The services gauge has averaged 53.1 since the recovery started in June 2009 through March, trailing the 56.2 reading on the group’s factory measure during the same period.
The factory rebound is generating more demand for services, which account for almost 90 percent of the economy, benefiting companies such as FedEx Corp. (FDX), which operates the world’s biggest cargo airline.
‘Performing Strongly’
“Our businesses are performing strongly in the United States, where industrial production growth is expected to approach nearly 5 percent in 2011, outpacing GDP and supporting overall transportation volumes,” Fred Smith, chief executive officer of FedEx, said in a teleconference.
The economic expansion is extending to smaller businesses. Matt Ziegler, president of ZMac Transportation LLC, said demand to move mining equipment and parts of vessels this year is bucking the annual trend.
“The first few months of the year were always challenging,” Ziegler, who’s been in the freight-logistics business for about 12 years, said from his company’s offices in Racine, Wisconsin. “Historically, January and February are slow months. This year, it’s not that way at all. We’ve got a lot more positive reception to our sales calls in the last few months than we have in past years.”
Employment gains may help Americans dealing with higher food and gasoline prices.
Some ‘Moderation’
“We could be experiencing a bit of moderation at this point,” Anthony Nieves, chairman of the ISM services survey, said on a conference call with reporters. “Fuel prices definitely impacted prices paid across the board.”
Nieves also said that companies will “see more fallout and impact” from Japan in coming months.
Economists at IHS Global Insight in Lexington, Massachusetts, today were the latest to cut forecasts for U.S. growth over the first half of the year, reflecting the jump in food and fuel costs and the possible disruptions following the earthquake in Japan. The reductions come on the heels of similar moves by economists at Goldman Sachs Group Inc. and JPMorgan Chase & Co.

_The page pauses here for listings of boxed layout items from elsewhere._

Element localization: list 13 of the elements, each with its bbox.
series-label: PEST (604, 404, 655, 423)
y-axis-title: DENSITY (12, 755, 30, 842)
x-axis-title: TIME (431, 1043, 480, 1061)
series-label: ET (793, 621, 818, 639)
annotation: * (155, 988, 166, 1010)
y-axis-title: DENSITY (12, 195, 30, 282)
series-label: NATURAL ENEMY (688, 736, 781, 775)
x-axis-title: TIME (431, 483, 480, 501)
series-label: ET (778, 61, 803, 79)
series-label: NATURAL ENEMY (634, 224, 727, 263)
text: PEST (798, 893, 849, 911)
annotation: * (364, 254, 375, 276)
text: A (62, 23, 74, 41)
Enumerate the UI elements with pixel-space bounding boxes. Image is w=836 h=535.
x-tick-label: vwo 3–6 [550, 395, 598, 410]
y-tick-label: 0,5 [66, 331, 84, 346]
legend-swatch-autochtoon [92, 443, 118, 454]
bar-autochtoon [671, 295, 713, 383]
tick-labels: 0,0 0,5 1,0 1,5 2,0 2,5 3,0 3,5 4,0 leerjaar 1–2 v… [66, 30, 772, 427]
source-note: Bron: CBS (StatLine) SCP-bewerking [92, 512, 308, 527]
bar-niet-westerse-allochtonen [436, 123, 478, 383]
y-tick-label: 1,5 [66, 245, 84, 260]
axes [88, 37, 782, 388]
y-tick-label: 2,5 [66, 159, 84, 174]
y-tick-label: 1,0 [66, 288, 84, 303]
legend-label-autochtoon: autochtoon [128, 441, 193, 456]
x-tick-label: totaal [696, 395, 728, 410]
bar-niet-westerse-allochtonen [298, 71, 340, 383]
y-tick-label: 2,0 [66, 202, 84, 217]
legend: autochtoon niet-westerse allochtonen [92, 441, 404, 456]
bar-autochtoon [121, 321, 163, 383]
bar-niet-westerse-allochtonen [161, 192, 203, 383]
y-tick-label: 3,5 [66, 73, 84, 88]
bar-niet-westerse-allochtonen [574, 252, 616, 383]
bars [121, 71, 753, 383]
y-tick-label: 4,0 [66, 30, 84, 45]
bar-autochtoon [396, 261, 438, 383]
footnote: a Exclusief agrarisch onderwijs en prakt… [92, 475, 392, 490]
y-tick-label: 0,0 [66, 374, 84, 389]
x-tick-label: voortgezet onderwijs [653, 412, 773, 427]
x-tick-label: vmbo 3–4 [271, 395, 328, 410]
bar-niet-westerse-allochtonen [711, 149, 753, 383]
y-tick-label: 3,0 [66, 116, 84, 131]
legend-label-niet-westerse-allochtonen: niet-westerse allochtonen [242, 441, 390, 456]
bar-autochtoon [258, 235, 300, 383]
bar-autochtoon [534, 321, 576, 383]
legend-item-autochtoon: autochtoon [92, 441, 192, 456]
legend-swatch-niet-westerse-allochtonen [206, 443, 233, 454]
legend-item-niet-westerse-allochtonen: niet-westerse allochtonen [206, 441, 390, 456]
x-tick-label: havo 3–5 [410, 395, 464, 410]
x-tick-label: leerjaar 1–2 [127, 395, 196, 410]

The economy probably grew at a 2.3 percent annual rate last quarter, a percentage point less than IHS Global Insight previously estimated, according to a note from Nigel Gault, the firm’s chief U.S. economist.
“The recovery will withstand the twin shocks from higher oil prices and the natural disaster in Japan, as long as they do not worsen,” Gault wrote. “But, the economy will not escape the twin shocks unscathed.”